Details
-
Bug
-
Status: Resolved
-
P2
-
Resolution: Won't Fix
-
2.14.0
Description
Currently, beam entry cost is > 30M:
-rw-r--r-- 1 rmannibucau rmannibucau 13M févr. 17 11:45 beam-vendor-grpc-1_13_1-0.2.jar -rw-r--r-- 1 rmannibucau rmannibucau 8,7M août 5 10:22 beam-sdks-java-core-2.14.0.jar -rw-r--r-- 1 rmannibucau rmannibucau 2,6M août 5 10:25 beam-vendor-sdks-java-extensions-protobuf-2.14.0.jar -rw-r--r-- 1 rmannibucau rmannibucau 2,6M févr. 17 11:45 beam-vendor-guava-20_0-0.1.jar -rw-r--r-- 1 rmannibucau rmannibucau 1,4M août 5 10:21 beam-model-pipeline-2.14.0.jar -rw-r--r-- 1 rmannibucau rmannibucau 825K août 5 10:25 beam-model-fn-execution-2.14.0.jar -rw-r--r-- 1 rmannibucau rmannibucau 470K août 5 10:21 beam-model-job-management-2.14.0.jar -rw-r--r-- 1 rmannibucau rmannibucau 446K août 5 10:25 beam-runners-core-construction-java-2.14.0.jar -rw-r--r-- 1 rmannibucau rmannibucau 378K août 5 10:24 beam-runners-core-java-2.14.0.jar
Due to its embed nature (generally sent with the job) it should stay as lightweight as possible.
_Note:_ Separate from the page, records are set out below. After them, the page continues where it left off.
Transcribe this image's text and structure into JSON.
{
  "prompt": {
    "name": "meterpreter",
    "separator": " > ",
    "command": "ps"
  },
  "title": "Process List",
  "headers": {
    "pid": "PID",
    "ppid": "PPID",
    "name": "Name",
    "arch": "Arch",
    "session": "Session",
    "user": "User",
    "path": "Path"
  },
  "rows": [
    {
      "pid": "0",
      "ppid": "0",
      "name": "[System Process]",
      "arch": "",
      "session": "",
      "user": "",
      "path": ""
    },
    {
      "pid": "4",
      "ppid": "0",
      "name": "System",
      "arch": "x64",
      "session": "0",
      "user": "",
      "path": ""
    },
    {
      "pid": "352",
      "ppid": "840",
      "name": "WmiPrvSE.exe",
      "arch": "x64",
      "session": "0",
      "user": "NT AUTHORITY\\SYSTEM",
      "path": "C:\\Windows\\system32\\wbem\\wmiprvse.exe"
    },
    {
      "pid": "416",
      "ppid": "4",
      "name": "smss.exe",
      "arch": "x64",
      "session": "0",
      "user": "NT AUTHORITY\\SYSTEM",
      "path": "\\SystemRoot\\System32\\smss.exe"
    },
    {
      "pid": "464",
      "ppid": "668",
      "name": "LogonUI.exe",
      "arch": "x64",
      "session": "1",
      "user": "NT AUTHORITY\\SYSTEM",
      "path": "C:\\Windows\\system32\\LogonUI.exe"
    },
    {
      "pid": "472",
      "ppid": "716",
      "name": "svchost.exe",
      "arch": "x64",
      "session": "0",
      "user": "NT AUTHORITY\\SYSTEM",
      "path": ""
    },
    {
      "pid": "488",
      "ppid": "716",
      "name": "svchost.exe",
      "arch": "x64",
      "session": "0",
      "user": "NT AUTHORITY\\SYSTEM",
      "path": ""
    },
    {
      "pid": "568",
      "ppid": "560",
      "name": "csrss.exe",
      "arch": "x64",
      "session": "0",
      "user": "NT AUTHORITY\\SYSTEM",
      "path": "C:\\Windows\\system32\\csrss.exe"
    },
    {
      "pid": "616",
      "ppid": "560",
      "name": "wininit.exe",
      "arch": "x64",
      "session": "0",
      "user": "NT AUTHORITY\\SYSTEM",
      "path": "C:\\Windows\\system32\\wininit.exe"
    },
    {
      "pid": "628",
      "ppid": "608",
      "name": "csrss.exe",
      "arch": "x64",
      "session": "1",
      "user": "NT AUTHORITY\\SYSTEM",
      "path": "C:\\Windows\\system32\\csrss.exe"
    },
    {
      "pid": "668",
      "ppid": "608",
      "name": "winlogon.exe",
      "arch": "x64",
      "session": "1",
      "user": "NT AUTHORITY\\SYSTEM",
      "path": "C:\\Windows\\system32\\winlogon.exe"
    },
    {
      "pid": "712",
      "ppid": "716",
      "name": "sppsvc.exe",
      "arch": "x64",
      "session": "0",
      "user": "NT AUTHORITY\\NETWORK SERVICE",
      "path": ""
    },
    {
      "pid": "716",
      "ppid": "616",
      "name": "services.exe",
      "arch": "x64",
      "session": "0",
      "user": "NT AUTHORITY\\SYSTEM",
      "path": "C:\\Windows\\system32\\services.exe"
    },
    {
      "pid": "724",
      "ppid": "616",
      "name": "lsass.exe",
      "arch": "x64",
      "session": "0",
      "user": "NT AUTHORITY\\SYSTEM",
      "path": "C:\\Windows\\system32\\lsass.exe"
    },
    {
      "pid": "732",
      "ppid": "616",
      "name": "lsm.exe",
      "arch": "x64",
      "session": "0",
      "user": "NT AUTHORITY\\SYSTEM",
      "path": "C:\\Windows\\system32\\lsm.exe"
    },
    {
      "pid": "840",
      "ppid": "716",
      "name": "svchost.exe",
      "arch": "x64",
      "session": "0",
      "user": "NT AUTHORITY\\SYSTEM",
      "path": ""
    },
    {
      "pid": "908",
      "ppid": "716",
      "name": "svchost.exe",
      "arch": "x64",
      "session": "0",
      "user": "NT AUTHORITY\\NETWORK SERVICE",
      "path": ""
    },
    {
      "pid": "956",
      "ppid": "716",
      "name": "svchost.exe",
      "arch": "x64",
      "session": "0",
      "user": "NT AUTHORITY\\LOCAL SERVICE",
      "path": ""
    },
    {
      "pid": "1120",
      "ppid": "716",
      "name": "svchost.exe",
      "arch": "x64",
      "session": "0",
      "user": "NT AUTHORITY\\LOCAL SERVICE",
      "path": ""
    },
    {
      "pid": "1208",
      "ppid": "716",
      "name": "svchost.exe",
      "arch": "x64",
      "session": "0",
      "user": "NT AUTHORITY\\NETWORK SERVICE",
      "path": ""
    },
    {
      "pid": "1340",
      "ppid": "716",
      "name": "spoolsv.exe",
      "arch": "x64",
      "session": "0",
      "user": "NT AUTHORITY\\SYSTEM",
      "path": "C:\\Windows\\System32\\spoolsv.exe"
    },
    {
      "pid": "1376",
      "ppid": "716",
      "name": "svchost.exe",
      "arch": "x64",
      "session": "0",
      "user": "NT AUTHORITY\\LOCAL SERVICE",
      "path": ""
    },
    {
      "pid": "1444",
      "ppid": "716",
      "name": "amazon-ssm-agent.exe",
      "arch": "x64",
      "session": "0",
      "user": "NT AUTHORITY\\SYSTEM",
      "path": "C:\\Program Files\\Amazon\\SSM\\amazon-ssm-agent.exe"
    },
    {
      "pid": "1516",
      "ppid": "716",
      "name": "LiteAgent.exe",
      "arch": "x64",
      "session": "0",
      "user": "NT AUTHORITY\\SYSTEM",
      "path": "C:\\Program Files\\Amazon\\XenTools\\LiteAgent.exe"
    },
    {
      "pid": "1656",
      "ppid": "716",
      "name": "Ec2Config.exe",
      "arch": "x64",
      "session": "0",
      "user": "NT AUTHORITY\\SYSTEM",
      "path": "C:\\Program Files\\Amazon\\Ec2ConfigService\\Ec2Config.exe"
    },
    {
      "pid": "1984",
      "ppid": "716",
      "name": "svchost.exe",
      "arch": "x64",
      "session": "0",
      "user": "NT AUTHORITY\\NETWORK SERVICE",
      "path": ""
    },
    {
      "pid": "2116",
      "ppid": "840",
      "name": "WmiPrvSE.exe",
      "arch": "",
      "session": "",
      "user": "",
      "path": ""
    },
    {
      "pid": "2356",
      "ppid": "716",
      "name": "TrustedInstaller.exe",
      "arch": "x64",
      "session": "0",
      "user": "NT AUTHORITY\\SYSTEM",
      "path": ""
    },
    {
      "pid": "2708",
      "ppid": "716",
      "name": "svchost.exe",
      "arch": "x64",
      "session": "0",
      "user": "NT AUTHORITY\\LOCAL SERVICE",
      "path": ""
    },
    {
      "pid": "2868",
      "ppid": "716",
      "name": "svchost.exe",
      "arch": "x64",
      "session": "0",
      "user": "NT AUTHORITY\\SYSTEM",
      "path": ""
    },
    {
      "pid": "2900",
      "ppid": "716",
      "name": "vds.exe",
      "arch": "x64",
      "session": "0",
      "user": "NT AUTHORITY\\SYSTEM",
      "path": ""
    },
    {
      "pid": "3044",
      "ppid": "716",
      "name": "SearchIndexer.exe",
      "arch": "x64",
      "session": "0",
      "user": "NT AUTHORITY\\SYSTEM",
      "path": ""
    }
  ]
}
I see a few actions which can help to make back beam integrable:
- Make all the polyglotism layer optional and excludable, this is never needed for several jobs and this additional weight is a clear regression on the packaging side of beam,
- Vendoring and sdk dependencies are generally luxuray (who needs a library to do a new ArrayList<>() in 2019 ) so most of the dependencies can be dropped, vendoring can be made very lightweight - to not say optional for the sdk java core
At the end a reasonable limit for a runner like spark - not the direct one which reimplements all the logic by design - would be around 5M of deps IMHO.